Since your parameters look as if they'll be real numbers, the chances that there's a generic nice form for $A^{-1}$ is small; instead, why not just use a numerical solver, like Matlab's
d = A \ b;?\Alternatively, writing $a$ for $\alpha$ and $b$ for $\beta$, and $Q$ for $e^{AL}$ and $R$ for $e^{BL}$, your matrix is
$$ M = \pmatrix{1 & 1 & 1 & 1 \\ a & -a & b & -b\\ Q & 1/Q & R & 1/R \\ aQ & -a/Q & bR& -b/R } $$ which is amenable to Gaussian elimination to make it upper triangular, and thus easy to work with.
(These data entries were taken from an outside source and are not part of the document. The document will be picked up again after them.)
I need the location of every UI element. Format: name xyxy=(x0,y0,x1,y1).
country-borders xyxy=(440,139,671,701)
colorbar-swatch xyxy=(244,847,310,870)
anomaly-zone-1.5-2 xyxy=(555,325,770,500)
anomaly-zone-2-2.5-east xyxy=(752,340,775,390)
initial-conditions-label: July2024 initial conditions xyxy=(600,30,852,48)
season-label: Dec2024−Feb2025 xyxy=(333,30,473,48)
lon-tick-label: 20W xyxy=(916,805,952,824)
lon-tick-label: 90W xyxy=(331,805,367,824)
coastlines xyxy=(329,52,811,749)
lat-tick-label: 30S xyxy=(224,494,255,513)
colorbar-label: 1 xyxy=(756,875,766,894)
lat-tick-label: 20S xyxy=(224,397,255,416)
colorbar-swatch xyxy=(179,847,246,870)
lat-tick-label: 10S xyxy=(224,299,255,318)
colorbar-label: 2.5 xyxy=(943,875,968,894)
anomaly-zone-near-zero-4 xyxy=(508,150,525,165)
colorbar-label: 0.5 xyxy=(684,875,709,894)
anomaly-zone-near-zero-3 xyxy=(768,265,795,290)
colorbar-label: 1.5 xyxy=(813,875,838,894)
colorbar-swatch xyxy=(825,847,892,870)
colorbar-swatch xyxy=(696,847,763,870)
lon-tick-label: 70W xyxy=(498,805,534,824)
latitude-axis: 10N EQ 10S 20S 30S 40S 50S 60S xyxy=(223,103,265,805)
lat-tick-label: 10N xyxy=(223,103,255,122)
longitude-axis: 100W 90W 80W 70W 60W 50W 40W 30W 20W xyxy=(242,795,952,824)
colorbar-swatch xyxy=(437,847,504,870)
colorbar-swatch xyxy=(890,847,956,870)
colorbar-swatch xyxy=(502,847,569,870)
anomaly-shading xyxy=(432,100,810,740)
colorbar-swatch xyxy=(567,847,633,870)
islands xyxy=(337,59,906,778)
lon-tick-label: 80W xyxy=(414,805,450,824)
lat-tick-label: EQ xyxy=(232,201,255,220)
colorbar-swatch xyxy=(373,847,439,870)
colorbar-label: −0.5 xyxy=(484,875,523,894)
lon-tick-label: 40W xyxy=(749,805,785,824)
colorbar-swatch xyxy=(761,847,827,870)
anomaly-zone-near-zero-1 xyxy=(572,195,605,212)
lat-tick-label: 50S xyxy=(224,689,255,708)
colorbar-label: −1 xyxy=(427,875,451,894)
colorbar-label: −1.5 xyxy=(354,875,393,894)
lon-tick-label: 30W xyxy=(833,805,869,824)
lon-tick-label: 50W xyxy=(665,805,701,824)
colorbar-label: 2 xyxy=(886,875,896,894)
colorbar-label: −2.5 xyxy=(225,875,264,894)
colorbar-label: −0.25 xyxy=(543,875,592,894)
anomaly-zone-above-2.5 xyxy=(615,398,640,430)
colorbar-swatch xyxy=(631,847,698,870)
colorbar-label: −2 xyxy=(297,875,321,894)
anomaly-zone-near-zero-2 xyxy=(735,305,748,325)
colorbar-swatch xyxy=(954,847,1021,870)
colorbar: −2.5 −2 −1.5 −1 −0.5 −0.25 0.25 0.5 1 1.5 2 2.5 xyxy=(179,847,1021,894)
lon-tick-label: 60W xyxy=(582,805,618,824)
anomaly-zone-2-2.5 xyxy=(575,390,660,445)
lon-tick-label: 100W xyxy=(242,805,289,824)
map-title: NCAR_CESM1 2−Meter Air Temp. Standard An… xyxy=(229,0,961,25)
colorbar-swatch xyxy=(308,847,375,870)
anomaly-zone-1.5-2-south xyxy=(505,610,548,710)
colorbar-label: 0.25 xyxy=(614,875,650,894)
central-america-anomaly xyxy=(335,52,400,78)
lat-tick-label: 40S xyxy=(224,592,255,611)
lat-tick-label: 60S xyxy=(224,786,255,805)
Subtract $a$ times first from second and $a$ times third from 4th to get $$ M_1 = \pmatrix{1 & 1 & 1 & 1 \\ 0 & -2a & b-a & -b-a\\ Q & 1/Q & R & 1/R \\ 0 & -2a/Q & (b-a)R& -(b+a)/R } $$ Subtract $Q$ times first from third to get $$ M_2 = \pmatrix{1 & 1 & 1 & 1 \\ 0 & -2a & b-a & -b-a\\ 0 & 1/Q-Q & R-Q & 1/R-Q \\ 0 & -2a/Q & (b-a)R& -(b+a)/R } $$ Subtract $1/Q$ times second from fourth to get $$ M_3 = \pmatrix{1 & 1 & 1 & 1 \\ 0 & -2a & b-a & -b-a\\ 0 & 1/Q-Q & R-Q & 1/R-Q \\ 0 & 0 & (b-a)R- (b-a)/Q& -(b+a)/R - (b+a)/Q } $$
Continue like this until you get something upper triangular (albeit messy); then back-substitution will give you an answer.